Complementary approaches
In the NEJM article, the authors describe the problems that can exist for data when training AI algorithms, what a technical-only approach to solving this challenge, and what a complementary or alternative “artifact” approach might look like.
For example, a technical approach for tackling data issues could include attempting to correct model performance to approximate differences in performance observed between groups, collecting additional data on groups, and imputing missing samples, as well as removing populations that are likely to have data missing from the datasets, according to Ferryman, et al. Additionally, alternative data could also be obtained from diverse sources.
“[Instead of or in addition to a purely technical solution], an artifact approach would be convening an interdisciplinary group to examine the history of the data,” she said. “Why was it racially corrected? Have there been any changes to racial corrections and how they are used? How are those racial corrections used clinically?

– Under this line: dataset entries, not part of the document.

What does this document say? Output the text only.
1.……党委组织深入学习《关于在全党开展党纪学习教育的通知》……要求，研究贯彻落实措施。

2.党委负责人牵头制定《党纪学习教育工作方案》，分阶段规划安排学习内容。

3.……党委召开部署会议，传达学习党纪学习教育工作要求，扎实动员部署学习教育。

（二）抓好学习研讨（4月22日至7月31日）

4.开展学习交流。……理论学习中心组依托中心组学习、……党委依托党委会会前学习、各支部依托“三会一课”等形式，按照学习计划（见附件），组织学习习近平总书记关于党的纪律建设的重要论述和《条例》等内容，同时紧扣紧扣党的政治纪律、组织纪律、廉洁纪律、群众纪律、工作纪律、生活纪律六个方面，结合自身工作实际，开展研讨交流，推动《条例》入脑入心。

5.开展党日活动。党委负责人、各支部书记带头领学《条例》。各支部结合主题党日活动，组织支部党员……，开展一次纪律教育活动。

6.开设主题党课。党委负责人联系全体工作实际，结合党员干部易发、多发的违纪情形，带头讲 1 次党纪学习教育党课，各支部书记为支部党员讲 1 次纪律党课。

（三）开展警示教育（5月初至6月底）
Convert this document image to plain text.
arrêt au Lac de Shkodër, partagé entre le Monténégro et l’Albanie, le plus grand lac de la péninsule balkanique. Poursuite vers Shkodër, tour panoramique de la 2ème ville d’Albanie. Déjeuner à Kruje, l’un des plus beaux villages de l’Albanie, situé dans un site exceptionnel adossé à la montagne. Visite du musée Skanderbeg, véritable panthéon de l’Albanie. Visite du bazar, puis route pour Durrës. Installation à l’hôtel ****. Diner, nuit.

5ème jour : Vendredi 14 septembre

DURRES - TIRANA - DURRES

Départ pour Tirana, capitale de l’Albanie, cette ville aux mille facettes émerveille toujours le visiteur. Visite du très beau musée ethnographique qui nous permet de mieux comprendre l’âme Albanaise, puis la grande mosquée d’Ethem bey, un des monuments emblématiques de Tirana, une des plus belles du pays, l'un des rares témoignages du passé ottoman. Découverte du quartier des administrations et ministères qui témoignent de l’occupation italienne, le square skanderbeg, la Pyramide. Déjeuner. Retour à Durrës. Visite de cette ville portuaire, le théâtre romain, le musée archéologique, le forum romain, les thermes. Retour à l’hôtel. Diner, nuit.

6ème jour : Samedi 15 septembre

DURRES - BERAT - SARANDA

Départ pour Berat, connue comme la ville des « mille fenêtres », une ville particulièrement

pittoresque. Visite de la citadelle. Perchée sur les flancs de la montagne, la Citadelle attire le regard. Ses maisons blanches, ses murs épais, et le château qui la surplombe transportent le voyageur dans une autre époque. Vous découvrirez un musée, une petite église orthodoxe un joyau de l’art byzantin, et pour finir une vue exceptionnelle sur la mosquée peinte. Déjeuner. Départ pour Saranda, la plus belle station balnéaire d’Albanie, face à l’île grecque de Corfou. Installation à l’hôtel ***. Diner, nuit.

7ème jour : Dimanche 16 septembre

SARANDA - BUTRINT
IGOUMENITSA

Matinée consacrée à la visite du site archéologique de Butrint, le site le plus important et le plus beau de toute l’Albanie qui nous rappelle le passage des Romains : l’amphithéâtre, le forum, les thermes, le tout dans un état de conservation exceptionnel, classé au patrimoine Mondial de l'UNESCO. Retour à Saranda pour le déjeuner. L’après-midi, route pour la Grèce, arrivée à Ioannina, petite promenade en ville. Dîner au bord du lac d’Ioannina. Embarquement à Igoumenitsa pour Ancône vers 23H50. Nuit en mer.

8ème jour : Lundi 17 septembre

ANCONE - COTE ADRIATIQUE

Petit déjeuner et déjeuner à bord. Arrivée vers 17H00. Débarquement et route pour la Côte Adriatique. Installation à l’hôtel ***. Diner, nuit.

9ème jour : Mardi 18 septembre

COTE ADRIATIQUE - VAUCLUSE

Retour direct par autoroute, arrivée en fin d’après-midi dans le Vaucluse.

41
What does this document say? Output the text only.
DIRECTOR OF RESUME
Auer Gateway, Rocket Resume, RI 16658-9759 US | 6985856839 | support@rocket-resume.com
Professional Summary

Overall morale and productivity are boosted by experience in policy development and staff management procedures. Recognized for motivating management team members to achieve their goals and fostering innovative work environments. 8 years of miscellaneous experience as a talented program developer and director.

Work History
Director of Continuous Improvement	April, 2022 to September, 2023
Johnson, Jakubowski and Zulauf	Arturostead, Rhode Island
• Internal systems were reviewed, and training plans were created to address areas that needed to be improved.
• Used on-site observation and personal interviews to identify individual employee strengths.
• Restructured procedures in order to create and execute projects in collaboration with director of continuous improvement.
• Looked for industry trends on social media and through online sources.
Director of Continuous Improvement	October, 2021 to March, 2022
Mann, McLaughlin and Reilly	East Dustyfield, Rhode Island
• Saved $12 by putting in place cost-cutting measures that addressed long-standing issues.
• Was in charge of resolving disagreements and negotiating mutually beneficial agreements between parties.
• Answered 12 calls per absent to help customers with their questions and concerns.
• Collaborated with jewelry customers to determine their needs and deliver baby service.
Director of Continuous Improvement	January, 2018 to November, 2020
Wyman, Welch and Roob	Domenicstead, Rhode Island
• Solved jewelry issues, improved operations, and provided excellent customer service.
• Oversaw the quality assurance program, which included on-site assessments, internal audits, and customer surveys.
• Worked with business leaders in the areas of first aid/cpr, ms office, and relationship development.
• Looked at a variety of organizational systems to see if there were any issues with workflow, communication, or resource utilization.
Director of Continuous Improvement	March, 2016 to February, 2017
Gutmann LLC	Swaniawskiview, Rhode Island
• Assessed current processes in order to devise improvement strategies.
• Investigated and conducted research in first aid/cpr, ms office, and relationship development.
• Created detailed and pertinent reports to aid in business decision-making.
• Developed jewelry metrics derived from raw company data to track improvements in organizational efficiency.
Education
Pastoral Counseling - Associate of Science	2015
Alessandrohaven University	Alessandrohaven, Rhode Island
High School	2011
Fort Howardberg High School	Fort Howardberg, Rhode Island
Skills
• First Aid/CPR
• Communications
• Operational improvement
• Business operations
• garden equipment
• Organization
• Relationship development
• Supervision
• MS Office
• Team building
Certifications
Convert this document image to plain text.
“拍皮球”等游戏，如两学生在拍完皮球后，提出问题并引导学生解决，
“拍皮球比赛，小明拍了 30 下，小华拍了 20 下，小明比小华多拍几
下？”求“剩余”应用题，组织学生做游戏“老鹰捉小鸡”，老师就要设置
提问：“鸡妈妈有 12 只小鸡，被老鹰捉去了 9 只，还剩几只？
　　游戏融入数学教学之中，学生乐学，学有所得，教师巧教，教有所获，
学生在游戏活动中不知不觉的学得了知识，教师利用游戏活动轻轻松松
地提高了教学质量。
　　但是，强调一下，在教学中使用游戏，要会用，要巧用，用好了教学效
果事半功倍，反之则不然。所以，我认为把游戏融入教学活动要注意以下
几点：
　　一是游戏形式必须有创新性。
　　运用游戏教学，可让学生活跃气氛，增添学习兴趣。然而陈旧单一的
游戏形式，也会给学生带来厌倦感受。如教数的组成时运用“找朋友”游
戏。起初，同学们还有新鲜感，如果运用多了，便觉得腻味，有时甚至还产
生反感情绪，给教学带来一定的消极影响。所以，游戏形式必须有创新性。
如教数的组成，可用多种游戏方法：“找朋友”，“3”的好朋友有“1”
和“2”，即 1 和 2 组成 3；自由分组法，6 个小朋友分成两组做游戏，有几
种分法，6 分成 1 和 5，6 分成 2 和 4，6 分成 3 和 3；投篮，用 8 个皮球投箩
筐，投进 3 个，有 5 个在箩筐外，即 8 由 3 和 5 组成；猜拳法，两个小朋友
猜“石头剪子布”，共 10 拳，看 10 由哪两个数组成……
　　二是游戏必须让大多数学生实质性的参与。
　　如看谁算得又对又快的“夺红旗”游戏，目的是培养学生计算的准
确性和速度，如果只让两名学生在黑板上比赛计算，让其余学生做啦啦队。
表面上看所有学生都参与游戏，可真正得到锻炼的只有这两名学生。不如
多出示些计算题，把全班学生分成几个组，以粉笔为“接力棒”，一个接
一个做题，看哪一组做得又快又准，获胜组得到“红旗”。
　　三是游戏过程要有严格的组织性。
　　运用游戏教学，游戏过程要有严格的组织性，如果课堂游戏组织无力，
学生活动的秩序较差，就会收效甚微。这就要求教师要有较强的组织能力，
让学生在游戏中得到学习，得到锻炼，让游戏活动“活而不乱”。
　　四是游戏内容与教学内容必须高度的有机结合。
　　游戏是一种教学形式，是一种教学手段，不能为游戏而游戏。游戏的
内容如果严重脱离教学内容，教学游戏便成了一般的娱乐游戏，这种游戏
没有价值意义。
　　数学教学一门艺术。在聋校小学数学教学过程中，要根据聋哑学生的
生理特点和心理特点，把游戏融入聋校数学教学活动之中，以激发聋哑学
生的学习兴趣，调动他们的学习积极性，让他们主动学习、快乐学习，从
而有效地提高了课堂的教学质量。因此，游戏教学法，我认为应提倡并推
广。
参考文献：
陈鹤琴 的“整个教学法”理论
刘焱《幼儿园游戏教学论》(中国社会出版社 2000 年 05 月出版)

And then adjust the problem formulation or the model assumptions based on this information.”
Furthermore, the interdisciplinary group could examine reasons why data are missing and increase education on structural barriers to medical care, as well as examine population-level differences in undertreatment and exclusion. New AI tools could then be created, as necessary, according to the authors.
Role for imaging informaticists
Hundreds of image-based AI software devices have been cleared by the U.S. Food and Drug Administration (FDA) – more than any other type of AI software. As a result, imaging informaticists are important stakeholders in federal AI policy, according to Ferryman.
In 2021, the FDA released its action plan for regulating AI and machine-learning devices. The agency noted in its plan that it heard from stakeholders that there’s a need for improved methods for evaluating algorithmic bias and pledged to do its part, Ferryman noted.
“But there’s also an opportunity for the imaging informatics community to contribute,” she said.
For example, the Medical Imaging and Data Resource Center (MIDRC) has developed a tool for AI bias identification and mitigation in medical image analysis. They can also utilize guidelines – such as the recently published recommendations for the responsible use and communication of race and ethnicity in neuroimaging research, according to Ferryman. What’s more, they can also join the Radiology Health Equity Coalition.
“This can also contribute learnings to this regulatory space, potentially embedding values like health equity, not only in informatics but into the governance of AI-based imaging informatics technologies,” she said. “This is crucial for expanding regulatory science in this area.”